Дневник Эдмона де Гонкура, 18 мая 1889 г.
«С Мане, чьи приемы позаимствованы у Гойи, с Мане и его последователями умерла масляная живопись, то есть живопись с прекрасной прозрачностью, янтарной и кристаллической, типичный пример которой – „Женщина в соломенной шляпке“ Рубенса. Наступила пора живописи непрозрачной, живописи матовой, будто гипсовой, имеющей полную схожесть с живописью клеевой краской. И сегодня так пишут все, начиная с самых великих и кончая последним мазилой от импрессионизма».
Вестибюль мэрии Понтуаза был отдан под ежегодный салон живописи, который распространился также на второй этаж, где располагались парадные залы, и воскресная толпа спешила полюбоваться представленными картинами. Художники держались поблизости от своих творений, чтобы дать пояснения и принять поздравления от друзей и праздношатающихся посетителей. В такой толкучке держаться вместе было невозможно: то один остановился у полотна, то другой встретил знакомых, так что наша группа распалась, и каждый двинулся, куда ему заблагорассудилось.
Жители Понтуаза с гордостью утверждали, что их салон живописи может сравниться, а то и превзойти самые престижные парижские салоны по числу и уровню участников. Верный своему воинствующему художественному консерватизму, этот салон с прискорбным постоянством выставлял самое большое количество безобразных полотен, какое только можно собрать на одном квадратном метре, – можно было подумать, что все мазилы в округе поклялись представить здесь худшие из своих произведений. От этого начинало тошнить: огромные полотна, бесчисленные римские развалины, императорские гренадеры, подкручивающие усы, отступление из России, библейские сюжеты, вялые и блеклые аллегории, моряки, которые никак не утонут, личики младенцев, смиренные крестьяне, якобы сладострастные гаремы и пачкотня в восточном стиле, от которой Делакруа перевернулся бы в гробу. Куда ни глянь – одни академические перепевы и мерзкая мазня, в которой нет ни трепета, ни чувства, и как раздражают взгляды, восхищенные этим кошмаром, как тошно слышать голоса, восторгающиеся тусклыми красками, вымученными линиями, историческим псевдовеличием и деревенской пачкотней, лишенной всякой жизни. Ощущение, что попал на конкурс уродства. Я заметила г-на Секретана в компании двух друзей: он вел яростный торг за римские гонки на колесницах, выписанные с устрашающим реализмом. Жорж держался позади отца; едва заметив меня, он устремился ко мне, напряженный, с тревогой в глазах.

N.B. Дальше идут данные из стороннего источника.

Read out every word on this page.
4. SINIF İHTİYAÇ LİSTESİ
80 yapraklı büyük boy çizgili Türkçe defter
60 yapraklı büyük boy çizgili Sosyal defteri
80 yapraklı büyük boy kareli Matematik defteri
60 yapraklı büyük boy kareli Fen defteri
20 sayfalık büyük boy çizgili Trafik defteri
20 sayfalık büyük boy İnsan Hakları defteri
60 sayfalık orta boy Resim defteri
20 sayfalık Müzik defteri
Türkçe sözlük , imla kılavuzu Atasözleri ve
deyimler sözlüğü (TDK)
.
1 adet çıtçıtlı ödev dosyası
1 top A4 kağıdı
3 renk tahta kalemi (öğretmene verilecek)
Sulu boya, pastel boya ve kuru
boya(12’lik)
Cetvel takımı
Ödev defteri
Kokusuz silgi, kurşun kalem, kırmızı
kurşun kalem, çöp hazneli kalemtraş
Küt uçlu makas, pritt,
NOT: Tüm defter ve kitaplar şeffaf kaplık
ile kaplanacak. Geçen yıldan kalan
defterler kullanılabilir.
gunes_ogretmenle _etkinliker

– Маргарита, нам нужно срочно увидеться и поговорить; отец не дает мне покоя, но у меня появилась одна мысль, только мне нужно знать, что ты об этом думаешь.
– У Элен, устраивает? Я обедаю у нее каждую среду.
«Шаривари» [17]
«Господа Клод Моне и Сезанн, счастливые тем, что им представилась такая возможность, выставили первый тридцать полотен, второй четырнадцать… Они вызывают смех и в то же время имеют жалкий вид. Художники демонстрируют полное невежество и в рисунке, и в композиции, и в колорите. Когда дети развлекаются, чиркая по бумаге, получается лучше».
17
Сатирическая французская газета. Пользовалась большой популярностью.

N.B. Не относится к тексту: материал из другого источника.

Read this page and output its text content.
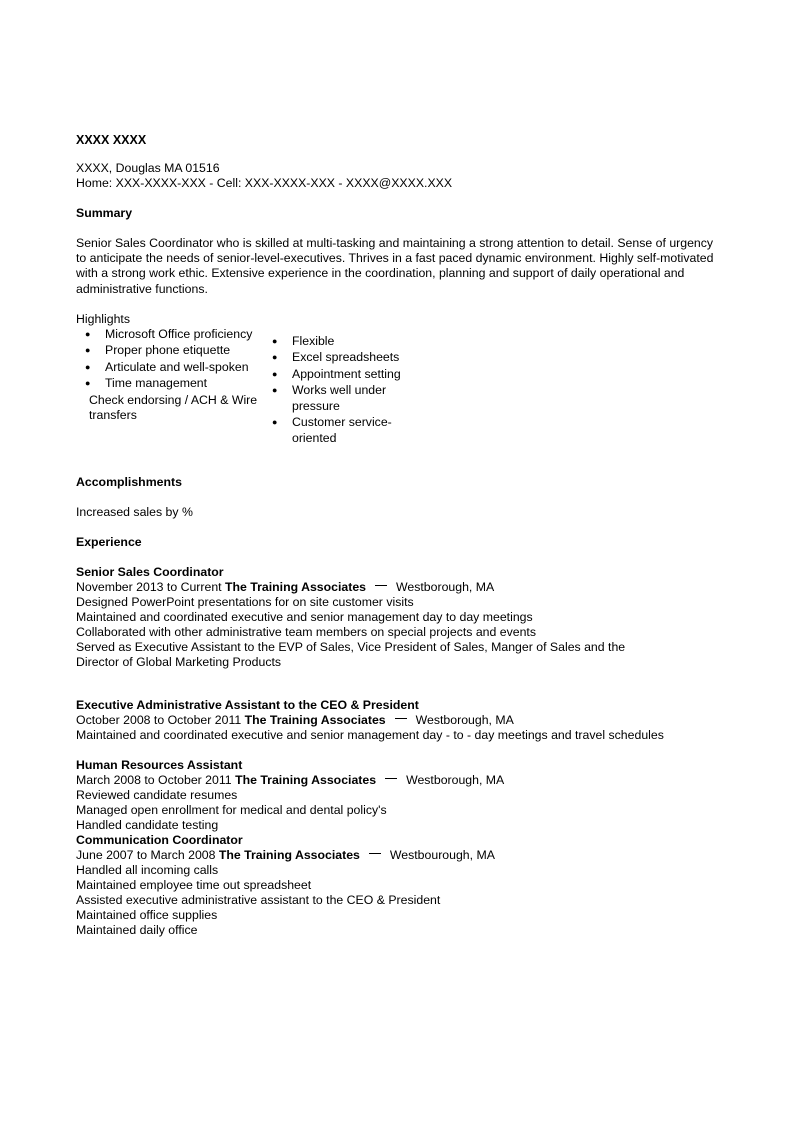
XXXX XXXX
XXXX, Douglas MA 01516
Home: XXX-XXXX-XXX - Cell: XXX-XXXX-XXX - XXXX@XXXX.XXX
Summary
Senior Sales Coordinator who is skilled at multi-tasking and maintaining a strong attention to detail. Sense of urgency to anticipate the needs of senior-level-executives. Thrives in a fast paced dynamic environment. Highly self-motivated with a strong work ethic. Extensive experience in the coordination, planning and support of daily operational and administrative functions.
Highlights
● Microsoft Office proficiency
● Proper phone etiquette
● Articulate and well-spoken
● Time management
Check endorsing / ACH & Wire transfers
● Flexible
● Excel spreadsheets
● Appointment setting
● Works well under pressure
● Customer service-oriented
Accomplishments
Increased sales by %
Experience
Senior Sales Coordinator
November 2013 to Current The Training Associates Westborough, MA
Designed PowerPoint presentations for on site customer visits
Maintained and coordinated executive and senior management day to day meetings
Collaborated with other administrative team members on special projects and events
Served as Executive Assistant to the EVP of Sales, Vice President of Sales, Manger of Sales and the
Director of Global Marketing Products
Executive Administrative Assistant to the CEO & President
October 2008 to October 2011 The Training Associates Westborough, MA
Maintained and coordinated executive and senior management day - to - day meetings and travel schedules
Human Resources Assistant
March 2008 to October 2011 The Training Associates Westborough, MA
Reviewed candidate resumes
Managed open enrollment for medical and dental policy's
Handled candidate testing
Communication Coordinator
June 2007 to March 2008 The Training Associates Westbourough, MA
Handled all incoming calls
Maintained employee time out spreadsheet
Assisted executive administrative assistant to the CEO & President
Maintained office supplies
Maintained daily office
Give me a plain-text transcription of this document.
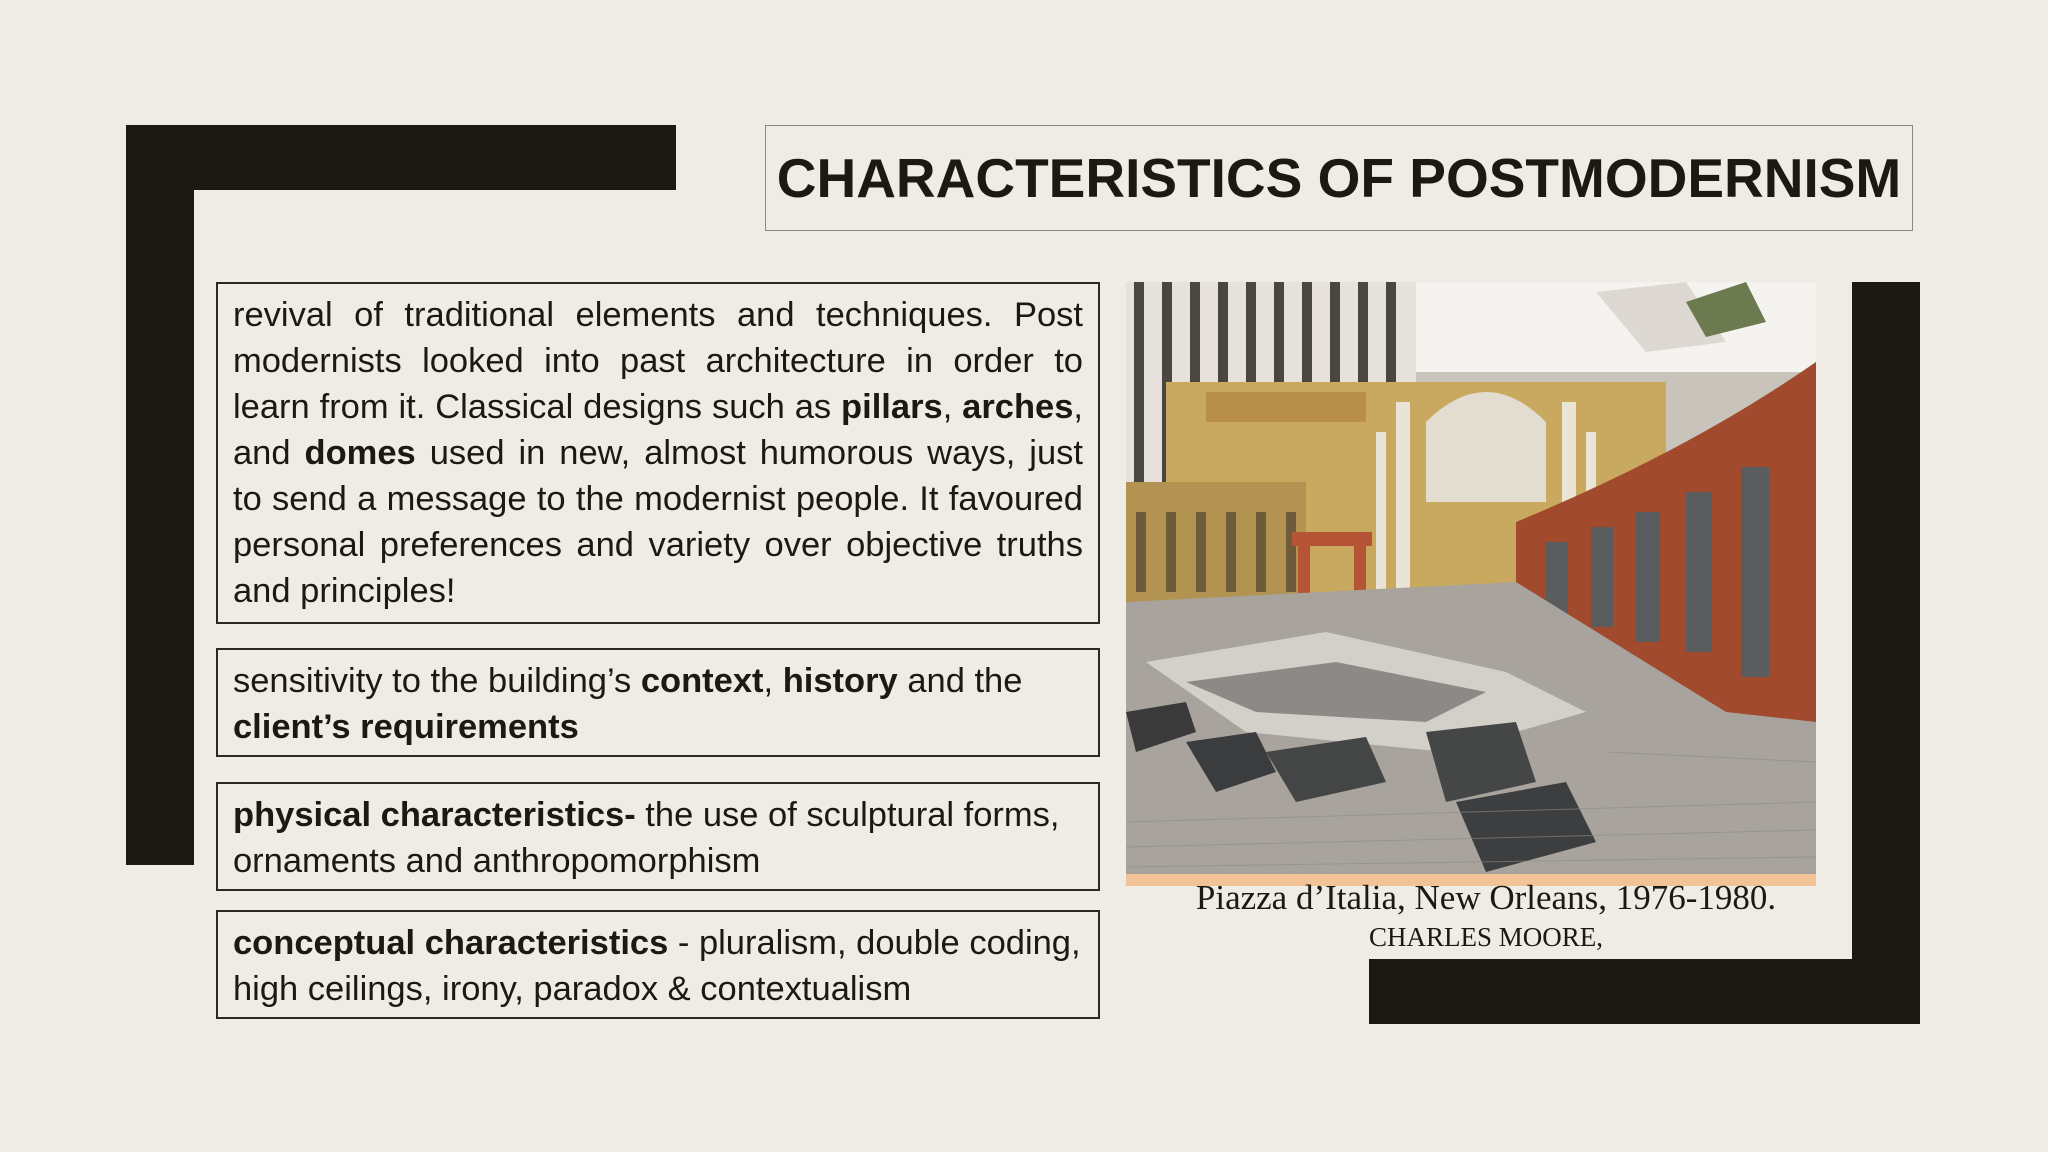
CHARACTERISTICS OF POSTMODERNISM
revival of traditional elements and techniques. Post modernists looked into past architecture in order to learn from it. Classical designs such as pillars, arches, and domes used in new, almost humorous ways, just to send a message to the modernist people. It favoured personal preferences and variety over objective truths and principles!
sensitivity to the building’s context, history and the
client’s requirements
physical characteristics- the use of sculptural forms, ornaments and anthropomorphism
conceptual characteristics - pluralism, double coding, high ceilings, irony, paradox & contextualism
Piazza d’Italia, New Orleans, 1976-1980.
CHARLES MOORE,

Я поднялась по парадной лестнице, запруженной толпой любителей, и в маленькой гостиной заметила отца, погруженного в беседу с г-ном Писсарро, оказавшимся в числе участников выставки, в своей белой блузе, со спутанной шевелюрой и густой бородой. Он жил неподалеку, и отец когда-то получил от него несколько работ в обмен на свои консультации. Писсарро шмыгал носом, из глаз у него катились слезы, и он утирал их платком в пятнах краски. Я подошла к ним, он приветствовал меня чуть заметной улыбкой, не переставая говорить:
– Скажи мне кто, я б ни за что не поверил. Дега – ладно, он буйный, он чудовище, но Ренуар, это просто невозможно!

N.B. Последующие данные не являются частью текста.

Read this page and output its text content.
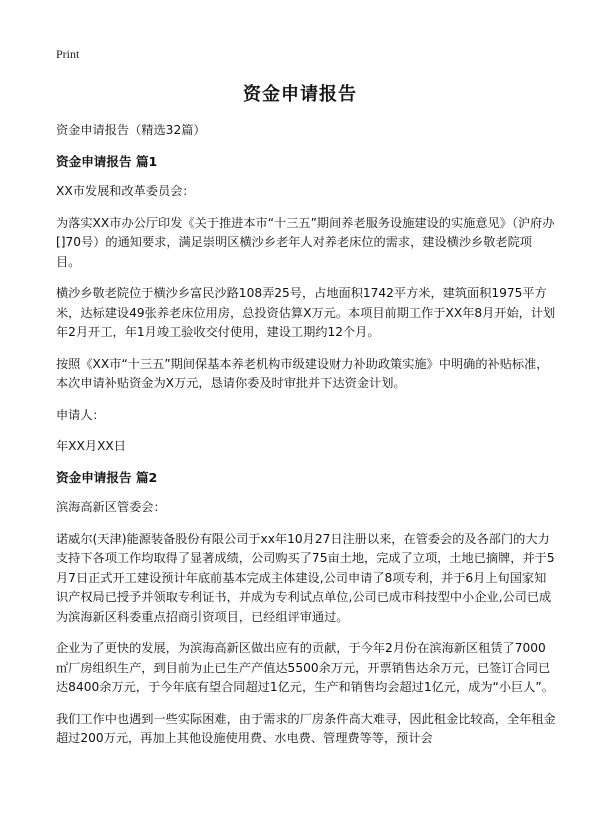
Print
资金申请报告

资金申请报告（精选32篇）

资金申请报告 篇1

XX市发展和改革委员会：

为落实XX市办公厅印发《关于推进本市“十三五”期间养老服务设施建设的实施意见》（沪府办[]70号）的通知要求，满足崇明区横沙乡老年人对养老床位的需求，建设横沙乡敬老院项目。

横沙乡敬老院位于横沙乡富民沙路108弄25号，占地面积1742平方米，建筑面积1975平方米，达标建设49张养老床位用房，总投资估算X万元。本项目前期工作于XX年8月开始，计划年2月开工，年1月竣工验收交付使用，建设工期约12个月。

按照《XX市“十三五”期间保基本养老机构市级建设财力补助政策实施》中明确的补贴标准，本次申请补贴资金为X万元，恳请你委及时审批并下达资金计划。

申请人：

年XX月XX日

资金申请报告 篇2

滨海高新区管委会：

诺威尔(天津)能源装备股份有限公司于xx年10月27日注册以来，在管委会的及各部门的大力支持下各项工作均取得了显著成绩，公司购买了75亩土地，完成了立项，土地已摘牌，并于5月7日正式开工建设预计年底前基本完成主体建设,公司申请了8项专利，并于6月上旬国家知识产权局已授予并领取专利证书，并成为专利试点单位,公司已成市科技型中小企业,公司已成为滨海新区科委重点招商引资项目，已经组评审通过。

企业为了更快的发展，为滨海高新区做出应有的贡献，于今年2月份在滨海新区租赁了7000㎡厂房组织生产，到目前为止已生产产值达5500余万元，开票销售达余万元，已签订合同已达8400余万元，于今年底有望合同超过1亿元，生产和销售均会超过1亿元，成为“小巨人”。

我们工作中也遇到一些实际困难，由于需求的厂房条件高大难寻，因此租金比较高，全年租金超过200万元，再加上其他设施使用费、水电费、管理费等等，预计会
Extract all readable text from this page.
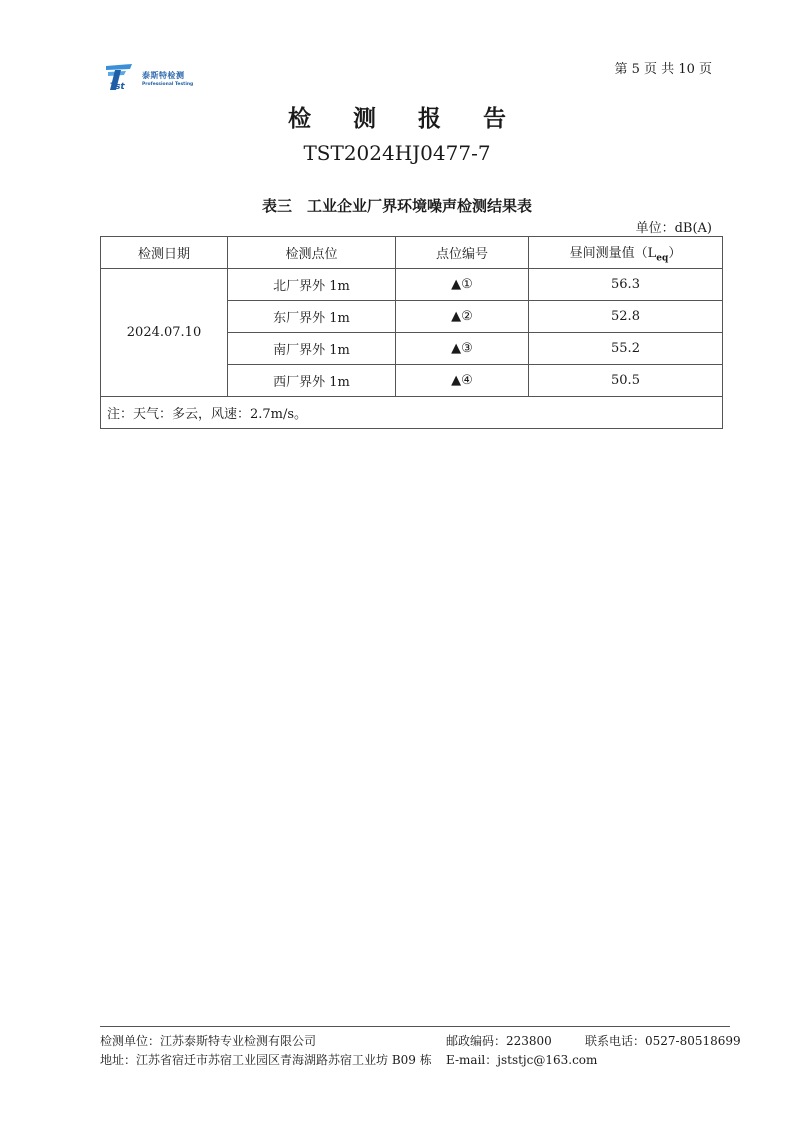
Tst
泰斯特检测
Professional Testing
第 5 页 共 10 页
检 测 报 告
TST2024HJ0477-7
表三　工业企业厂界环境噪声检测结果表
单位：dB(A)
检测日期	检测点位	点位编号	昼间测量值$(L_{eq})$
2024.07.10	北厂界外 1m	▲①	56.3
	东厂界外 1m	▲②	52.8
	南厂界外 1m	▲③	55.2
	西厂界外 1m	▲④	50.5
注：天气：多云，风速：2.7m/s。			
检测单位：江苏泰斯特专业检测有限公司	邮政编码：223800	联系电话：0527-80518699
地址：江苏省宿迁市苏宿工业园区青海湖路苏宿工业坊 B09 栋 E-mail：jststjc@163.com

– Выбросьте это из головы, он не хотел ничего дурного, – ответил отец.
– Как вы можете такое говорить? Ренуар, с которым мы дружим двадцать лет, заявляет, что отныне отказывается выставляться вместе со мной, потому что чувствует себя запачканным общением с евреем Писарро, и я не должен реагировать?
– Он сказал, не подумав.
– Но это же гнусность!
– Вы знаете Ренуара не хуже моего, он славный человек, в следующий раз, когда вы встретитесь, он бросится к вам объятия.
– Вы думаете?
– Такие слова говорят просто так, в запале спора, ничего дурного не имея в виду, ведь у всех есть друзья-евреи. Даже у Дега, я уверен. Вы полагаете, он прекратил продавать свои картины евреям? Вот уж не верится. Сами увидите: через неделю Ренуар об этом и думать забудет, и вы тоже.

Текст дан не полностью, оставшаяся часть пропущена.